A game like this, from 2600 BC, is full of intrigue. This delicately carved block of stone, with flowers and markings etched into the rock, sings to played again.
A 4×3 board is connected to a 2×6 board with 2 squares. There are 4 d4’s, with dots on 3 of the points. And there are 7 Tokens per player, with one blank side, and one side with 5 dots
We have the board, the dice the pieces, and the question remains: how do we play it?
Rules have been found for advanced versions of the Royal Game of Ur: the sweet irony of which is that the base rules are speculation. All we know for sure about the base game is some of the markings’ meanings, and that the goal is to get all your pieces across the board. Even the exact route is unknown.
Because of that, there are a few different sets of rules floating around the internet.
One of several points of argument is whether rolling a Zero on the dice counts as a zero, a four-space movement, or as a “roll again”.
Another point of argument is when/how pieces may be moved onto the board.

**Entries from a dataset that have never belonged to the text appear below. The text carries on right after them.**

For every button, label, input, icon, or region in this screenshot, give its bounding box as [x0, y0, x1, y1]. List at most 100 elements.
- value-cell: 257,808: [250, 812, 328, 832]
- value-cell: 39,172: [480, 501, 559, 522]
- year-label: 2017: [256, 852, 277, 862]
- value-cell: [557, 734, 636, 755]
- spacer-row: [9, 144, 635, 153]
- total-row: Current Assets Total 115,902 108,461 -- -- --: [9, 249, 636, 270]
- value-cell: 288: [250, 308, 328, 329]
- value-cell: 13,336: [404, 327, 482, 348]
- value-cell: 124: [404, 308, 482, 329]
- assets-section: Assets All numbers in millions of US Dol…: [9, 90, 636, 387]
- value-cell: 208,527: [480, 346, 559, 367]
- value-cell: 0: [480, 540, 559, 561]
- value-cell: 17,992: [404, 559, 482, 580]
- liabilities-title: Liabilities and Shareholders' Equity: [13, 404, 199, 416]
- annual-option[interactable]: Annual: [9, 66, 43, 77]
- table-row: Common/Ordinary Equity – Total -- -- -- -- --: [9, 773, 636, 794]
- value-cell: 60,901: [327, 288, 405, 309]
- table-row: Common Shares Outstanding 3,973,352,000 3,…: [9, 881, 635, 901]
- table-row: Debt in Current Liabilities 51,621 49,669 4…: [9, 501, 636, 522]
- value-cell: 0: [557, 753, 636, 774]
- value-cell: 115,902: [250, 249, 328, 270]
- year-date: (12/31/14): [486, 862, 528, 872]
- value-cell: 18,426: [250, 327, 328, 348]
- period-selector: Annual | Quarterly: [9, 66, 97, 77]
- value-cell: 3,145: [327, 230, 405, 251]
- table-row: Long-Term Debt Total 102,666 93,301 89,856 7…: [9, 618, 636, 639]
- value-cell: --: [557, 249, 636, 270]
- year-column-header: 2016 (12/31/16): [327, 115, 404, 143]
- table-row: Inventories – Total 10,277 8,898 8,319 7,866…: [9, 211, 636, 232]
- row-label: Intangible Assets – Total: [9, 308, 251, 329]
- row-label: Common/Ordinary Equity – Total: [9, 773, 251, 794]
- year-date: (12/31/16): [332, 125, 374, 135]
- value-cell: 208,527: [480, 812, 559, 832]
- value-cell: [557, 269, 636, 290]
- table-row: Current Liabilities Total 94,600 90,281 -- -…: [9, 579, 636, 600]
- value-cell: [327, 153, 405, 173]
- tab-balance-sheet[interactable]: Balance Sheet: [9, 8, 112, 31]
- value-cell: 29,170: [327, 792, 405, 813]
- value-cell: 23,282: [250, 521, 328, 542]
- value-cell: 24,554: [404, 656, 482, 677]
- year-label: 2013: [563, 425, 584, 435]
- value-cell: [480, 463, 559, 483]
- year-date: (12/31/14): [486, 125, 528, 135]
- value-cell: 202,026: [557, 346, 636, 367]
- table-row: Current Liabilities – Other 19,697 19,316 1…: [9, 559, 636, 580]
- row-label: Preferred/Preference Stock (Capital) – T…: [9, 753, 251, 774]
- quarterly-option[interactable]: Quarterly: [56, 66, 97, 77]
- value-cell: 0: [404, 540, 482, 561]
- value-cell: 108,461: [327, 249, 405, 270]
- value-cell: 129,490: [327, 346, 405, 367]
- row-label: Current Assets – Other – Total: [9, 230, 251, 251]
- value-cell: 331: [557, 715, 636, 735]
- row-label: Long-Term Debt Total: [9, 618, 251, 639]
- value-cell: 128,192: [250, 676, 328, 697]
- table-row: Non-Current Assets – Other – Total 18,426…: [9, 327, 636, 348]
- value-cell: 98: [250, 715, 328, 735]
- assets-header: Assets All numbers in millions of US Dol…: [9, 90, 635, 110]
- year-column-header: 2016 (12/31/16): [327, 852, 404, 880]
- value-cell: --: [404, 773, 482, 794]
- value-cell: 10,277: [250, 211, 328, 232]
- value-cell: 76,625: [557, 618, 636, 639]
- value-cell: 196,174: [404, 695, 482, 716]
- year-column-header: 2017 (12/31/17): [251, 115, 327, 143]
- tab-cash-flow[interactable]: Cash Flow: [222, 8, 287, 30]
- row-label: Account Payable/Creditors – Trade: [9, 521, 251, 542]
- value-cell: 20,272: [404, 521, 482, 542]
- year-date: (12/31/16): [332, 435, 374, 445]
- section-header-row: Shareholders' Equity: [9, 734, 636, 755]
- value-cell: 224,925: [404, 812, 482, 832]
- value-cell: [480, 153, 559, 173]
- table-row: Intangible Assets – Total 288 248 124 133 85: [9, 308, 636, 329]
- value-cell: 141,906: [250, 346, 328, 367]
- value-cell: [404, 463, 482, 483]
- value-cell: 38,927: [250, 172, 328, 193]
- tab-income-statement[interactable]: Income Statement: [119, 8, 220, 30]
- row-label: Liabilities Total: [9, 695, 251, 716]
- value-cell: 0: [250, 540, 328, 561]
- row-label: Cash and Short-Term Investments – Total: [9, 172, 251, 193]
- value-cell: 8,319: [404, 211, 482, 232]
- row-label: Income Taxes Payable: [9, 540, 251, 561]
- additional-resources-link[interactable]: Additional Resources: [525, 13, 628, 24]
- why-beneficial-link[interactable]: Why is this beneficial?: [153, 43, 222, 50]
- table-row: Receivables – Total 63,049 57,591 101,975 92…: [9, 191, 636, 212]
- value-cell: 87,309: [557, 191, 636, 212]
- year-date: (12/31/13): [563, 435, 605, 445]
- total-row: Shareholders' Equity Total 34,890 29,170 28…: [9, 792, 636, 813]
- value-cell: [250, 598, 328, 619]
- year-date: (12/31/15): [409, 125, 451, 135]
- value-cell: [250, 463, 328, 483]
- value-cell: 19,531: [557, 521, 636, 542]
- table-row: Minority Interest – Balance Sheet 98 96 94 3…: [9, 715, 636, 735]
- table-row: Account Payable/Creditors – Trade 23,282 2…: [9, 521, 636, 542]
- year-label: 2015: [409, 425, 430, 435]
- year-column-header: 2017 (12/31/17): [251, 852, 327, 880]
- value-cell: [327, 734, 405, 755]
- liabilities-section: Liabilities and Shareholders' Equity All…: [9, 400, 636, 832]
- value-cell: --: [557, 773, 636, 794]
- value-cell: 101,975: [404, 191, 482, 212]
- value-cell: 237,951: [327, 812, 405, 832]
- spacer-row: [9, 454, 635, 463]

On Some of the boards, the pieces are numbered, and one guess is that you must roll that exact number to play them. Other rules have suggested that you have to roll a certain number (either 4 or 0) to bring out any piece, and some discard that notion entirely; you can bring a piece onto the board at anytime.
I suppose that if you wish to play it, it’s like any game of UNO: the rules are decided by players agreeing (or acquiescing) to them.